Dr. Stewart Loh
Dr. Loh’s research group uses the tools of protein engineering and folding to convert existing proteins into molecular switches for use in biotechnology and medicine. They have recently developed the Domain-Swapping Module (DSM) technology for creating self-assembling, ‘smart’ biomaterials. DSMs are small proteins that can be tagged onto target proteins of choice in order to cause the targets to self-assemble into extensive proteinaceous networks including hydrogels. The distinctions between DSM technology and others are that DSM-assembled materials: (1) possess the biological functions of the target proteins, (2) can self-assemble in response to a variety of stimuli, and (3) are fully genetically encoded.
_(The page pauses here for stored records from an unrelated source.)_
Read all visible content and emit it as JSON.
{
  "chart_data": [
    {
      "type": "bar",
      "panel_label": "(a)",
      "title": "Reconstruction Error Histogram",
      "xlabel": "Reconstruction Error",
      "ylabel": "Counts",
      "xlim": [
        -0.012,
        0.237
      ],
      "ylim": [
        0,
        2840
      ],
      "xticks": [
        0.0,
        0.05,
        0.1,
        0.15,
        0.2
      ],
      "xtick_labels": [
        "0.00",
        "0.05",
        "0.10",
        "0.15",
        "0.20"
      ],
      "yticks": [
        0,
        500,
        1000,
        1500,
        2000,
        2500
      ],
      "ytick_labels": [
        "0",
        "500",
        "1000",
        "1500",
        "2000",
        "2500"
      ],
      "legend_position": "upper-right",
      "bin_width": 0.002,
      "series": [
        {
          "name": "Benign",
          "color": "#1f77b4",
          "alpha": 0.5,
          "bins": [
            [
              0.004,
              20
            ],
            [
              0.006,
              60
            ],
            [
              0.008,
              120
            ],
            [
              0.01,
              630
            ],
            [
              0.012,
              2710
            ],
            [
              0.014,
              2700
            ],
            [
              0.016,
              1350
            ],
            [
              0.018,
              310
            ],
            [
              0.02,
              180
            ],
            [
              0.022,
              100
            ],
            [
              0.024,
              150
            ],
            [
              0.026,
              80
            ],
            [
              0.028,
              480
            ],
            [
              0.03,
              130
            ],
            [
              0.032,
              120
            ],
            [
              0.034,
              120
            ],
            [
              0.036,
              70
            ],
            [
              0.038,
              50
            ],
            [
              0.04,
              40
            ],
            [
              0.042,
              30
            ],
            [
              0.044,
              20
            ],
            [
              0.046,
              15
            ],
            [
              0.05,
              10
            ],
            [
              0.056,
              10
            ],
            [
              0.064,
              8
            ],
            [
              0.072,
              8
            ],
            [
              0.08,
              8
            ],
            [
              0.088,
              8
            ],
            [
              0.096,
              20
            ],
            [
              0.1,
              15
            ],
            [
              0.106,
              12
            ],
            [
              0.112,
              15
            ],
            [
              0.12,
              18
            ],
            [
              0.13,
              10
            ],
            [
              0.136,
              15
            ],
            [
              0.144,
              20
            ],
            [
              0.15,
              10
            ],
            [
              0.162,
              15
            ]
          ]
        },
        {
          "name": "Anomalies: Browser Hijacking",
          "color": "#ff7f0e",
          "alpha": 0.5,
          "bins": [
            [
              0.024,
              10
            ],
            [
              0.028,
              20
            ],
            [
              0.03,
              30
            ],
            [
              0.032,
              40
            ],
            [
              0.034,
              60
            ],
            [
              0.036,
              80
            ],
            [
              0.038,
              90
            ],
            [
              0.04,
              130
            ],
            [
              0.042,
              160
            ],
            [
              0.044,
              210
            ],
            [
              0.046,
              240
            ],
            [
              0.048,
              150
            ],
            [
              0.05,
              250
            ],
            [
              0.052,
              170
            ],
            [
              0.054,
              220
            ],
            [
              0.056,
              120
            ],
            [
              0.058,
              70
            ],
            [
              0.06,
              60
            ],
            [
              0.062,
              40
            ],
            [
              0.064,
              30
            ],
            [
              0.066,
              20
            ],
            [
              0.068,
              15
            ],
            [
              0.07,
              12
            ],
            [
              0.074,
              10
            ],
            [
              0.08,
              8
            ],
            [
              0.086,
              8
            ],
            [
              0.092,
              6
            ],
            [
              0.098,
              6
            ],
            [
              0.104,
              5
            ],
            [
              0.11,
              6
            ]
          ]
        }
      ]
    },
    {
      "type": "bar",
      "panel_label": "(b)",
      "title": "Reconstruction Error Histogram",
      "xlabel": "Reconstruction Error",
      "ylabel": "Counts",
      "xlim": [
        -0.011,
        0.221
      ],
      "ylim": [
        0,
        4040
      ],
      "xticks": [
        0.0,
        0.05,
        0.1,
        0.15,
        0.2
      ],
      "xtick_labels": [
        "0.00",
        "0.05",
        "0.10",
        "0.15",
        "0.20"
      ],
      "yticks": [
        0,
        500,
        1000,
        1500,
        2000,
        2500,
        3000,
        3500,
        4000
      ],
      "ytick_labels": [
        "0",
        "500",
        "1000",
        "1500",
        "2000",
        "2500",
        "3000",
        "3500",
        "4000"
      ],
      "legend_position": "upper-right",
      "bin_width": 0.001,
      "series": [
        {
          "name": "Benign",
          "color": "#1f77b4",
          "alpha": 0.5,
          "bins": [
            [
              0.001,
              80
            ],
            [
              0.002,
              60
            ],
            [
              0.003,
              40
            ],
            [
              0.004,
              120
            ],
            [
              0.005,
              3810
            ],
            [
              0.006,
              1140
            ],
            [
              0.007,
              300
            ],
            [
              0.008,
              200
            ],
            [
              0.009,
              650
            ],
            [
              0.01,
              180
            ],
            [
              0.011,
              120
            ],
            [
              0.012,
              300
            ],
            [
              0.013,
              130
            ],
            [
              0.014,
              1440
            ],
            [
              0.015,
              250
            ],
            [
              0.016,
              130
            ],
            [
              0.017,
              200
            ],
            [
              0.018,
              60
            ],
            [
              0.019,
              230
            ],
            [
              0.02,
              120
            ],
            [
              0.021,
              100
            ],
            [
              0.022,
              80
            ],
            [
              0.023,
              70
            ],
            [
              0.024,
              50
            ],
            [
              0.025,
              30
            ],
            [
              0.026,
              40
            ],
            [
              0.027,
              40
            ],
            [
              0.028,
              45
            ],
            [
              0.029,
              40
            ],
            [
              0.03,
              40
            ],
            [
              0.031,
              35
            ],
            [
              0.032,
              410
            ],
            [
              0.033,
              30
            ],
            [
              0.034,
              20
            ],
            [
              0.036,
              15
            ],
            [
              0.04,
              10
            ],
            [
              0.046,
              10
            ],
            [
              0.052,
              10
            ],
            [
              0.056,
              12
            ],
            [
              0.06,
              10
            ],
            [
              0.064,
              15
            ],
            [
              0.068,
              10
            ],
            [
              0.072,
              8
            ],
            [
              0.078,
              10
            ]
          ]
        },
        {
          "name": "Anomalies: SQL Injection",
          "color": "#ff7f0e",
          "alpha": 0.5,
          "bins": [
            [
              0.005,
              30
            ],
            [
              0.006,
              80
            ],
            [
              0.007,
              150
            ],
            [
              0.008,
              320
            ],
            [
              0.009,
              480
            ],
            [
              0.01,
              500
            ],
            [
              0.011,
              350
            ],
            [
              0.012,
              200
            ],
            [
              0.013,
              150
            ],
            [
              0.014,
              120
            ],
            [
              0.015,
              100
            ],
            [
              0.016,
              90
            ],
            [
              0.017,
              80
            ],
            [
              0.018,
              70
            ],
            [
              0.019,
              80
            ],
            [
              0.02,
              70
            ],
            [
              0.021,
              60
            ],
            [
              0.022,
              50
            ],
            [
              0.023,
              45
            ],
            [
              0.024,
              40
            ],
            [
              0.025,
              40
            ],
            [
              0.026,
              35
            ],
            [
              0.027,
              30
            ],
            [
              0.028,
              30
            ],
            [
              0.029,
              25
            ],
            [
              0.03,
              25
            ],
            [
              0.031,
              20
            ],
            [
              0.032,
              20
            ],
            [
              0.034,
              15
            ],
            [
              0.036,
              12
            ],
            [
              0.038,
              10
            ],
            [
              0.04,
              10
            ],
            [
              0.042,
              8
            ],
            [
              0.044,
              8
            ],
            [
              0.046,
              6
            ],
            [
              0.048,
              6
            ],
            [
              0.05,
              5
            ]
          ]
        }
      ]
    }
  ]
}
The DSM consists of a ‘lever’ protein inserted into an ‘assembler’ protein. The lever forces the assembler apart at the site of insertion, causing the latter to unfold. The assembler protein then refolds with other assemblers by a mechanism known as domain swapping. The result is a three-dimensional meshwork in which the nodes are domain-swapped assemblers.
As proof-of-concept, we fused a small DSM to green fluorescent protein (GFP). An additional benefit of the technology is that large quantities of the recombinant protein can be produced inexpensively by bacteria. One gram of pure protein was obtained from two liters of E. coli. Figure 2 shows that the DSM-tagged GFP self-assembles into a hydrogel. The hydrogel fluoresces green, indicating that the function of GFP is retained in the final material.